"For the preaching of the cross is to them that perish foolishness; but unto us which are saved it is the power of God" (1 Cor. 1:18).
He chose to redeem the world by dying for it. This was not the method the Jews had anticipated. This was not the method even His own disciples anticipated. They expected Christ to take possession of the world by right of conquest. They were always dreaming about thrones, quarrelling as to which of them should occupy the throne nearest Christ's when His Kingdom was actually established. The temptation to take possession of the world in that way presented itself to Jesus. It constituted part of the Temptation in the wilderness. The Devil promised Him all the kingdoms of the world and the glory of them if He would stoop to the use of worldly weapons. But Jesus thrust the temptation away and deliberately set His face toward the Cross. He set His faith, not on force, but on sacrificial love. He chose to win the world by dying for it. But that was so unexpected a method, that for the moment it shattered the faith of the disciples.
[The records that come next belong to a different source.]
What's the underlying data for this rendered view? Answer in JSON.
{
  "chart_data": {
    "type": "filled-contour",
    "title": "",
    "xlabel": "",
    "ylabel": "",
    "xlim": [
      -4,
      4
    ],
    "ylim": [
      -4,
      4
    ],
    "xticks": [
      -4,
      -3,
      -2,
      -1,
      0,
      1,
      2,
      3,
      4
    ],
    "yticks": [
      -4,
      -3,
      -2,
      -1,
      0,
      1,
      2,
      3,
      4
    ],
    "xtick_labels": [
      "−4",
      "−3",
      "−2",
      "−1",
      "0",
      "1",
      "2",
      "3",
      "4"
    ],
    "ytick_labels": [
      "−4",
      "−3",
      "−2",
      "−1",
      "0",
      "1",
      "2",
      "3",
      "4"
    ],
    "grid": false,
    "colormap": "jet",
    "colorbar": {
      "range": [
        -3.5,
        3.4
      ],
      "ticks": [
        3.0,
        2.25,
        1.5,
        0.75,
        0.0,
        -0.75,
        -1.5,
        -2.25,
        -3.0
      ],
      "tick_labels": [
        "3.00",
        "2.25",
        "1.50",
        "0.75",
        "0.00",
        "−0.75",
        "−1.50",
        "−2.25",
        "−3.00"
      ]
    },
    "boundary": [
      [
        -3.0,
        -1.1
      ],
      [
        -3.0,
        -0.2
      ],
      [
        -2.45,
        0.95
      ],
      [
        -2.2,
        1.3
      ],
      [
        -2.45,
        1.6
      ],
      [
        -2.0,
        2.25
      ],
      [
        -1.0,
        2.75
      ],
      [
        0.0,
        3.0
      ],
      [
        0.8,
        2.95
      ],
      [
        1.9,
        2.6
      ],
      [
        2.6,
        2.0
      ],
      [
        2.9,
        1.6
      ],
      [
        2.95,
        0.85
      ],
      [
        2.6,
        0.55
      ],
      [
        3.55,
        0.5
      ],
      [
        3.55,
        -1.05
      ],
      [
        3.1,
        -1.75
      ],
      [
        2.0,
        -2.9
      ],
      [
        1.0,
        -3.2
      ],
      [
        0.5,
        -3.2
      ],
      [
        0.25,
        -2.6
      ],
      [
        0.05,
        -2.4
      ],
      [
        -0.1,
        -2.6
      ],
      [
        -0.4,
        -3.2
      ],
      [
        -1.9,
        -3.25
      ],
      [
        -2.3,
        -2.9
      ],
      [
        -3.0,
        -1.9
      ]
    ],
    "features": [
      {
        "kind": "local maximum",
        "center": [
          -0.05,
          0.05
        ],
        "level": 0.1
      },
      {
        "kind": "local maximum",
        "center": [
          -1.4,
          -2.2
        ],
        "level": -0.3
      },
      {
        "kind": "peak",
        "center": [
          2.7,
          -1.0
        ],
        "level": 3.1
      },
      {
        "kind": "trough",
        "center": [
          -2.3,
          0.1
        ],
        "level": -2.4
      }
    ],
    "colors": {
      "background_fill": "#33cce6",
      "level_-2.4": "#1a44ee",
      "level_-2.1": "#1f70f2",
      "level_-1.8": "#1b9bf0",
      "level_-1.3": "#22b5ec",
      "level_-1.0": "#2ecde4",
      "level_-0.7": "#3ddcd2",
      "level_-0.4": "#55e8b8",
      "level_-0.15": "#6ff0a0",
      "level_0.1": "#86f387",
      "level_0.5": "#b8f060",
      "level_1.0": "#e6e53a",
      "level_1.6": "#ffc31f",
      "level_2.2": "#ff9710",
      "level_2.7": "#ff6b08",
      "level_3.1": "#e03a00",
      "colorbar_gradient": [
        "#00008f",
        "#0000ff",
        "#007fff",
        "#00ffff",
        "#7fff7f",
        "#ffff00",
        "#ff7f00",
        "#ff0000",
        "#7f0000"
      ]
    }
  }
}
The unbelieving Jews thought that by the Cross they had brought an impostor's career to an end; the disciples thought the Cross meant final defeat and failure. Their hopes of the Kingdom died with the death of Jesus. Even though Jesus Himself had spoken of it to them again and again, they had refused to believe it, and when it really took place all their dreams collapsed. Well, it did seem a strange way of winning the world--to accept defeat at its hands, to go down to death and shame, to suffer on a Cross! When the Apostles went about preaching Christ crucified, people laughed at their message. Paul talks about the "offence of the Cross." It seemed absurd to suggest that a person who died on the gibbet was the world's Saviour. The Cross was a stumbling-block to the Jews and foolishness to the Greeks. But this foolish, paradoxical method of saving and redeeming the world proved itself, in experience, to be the very power and wisdom of God.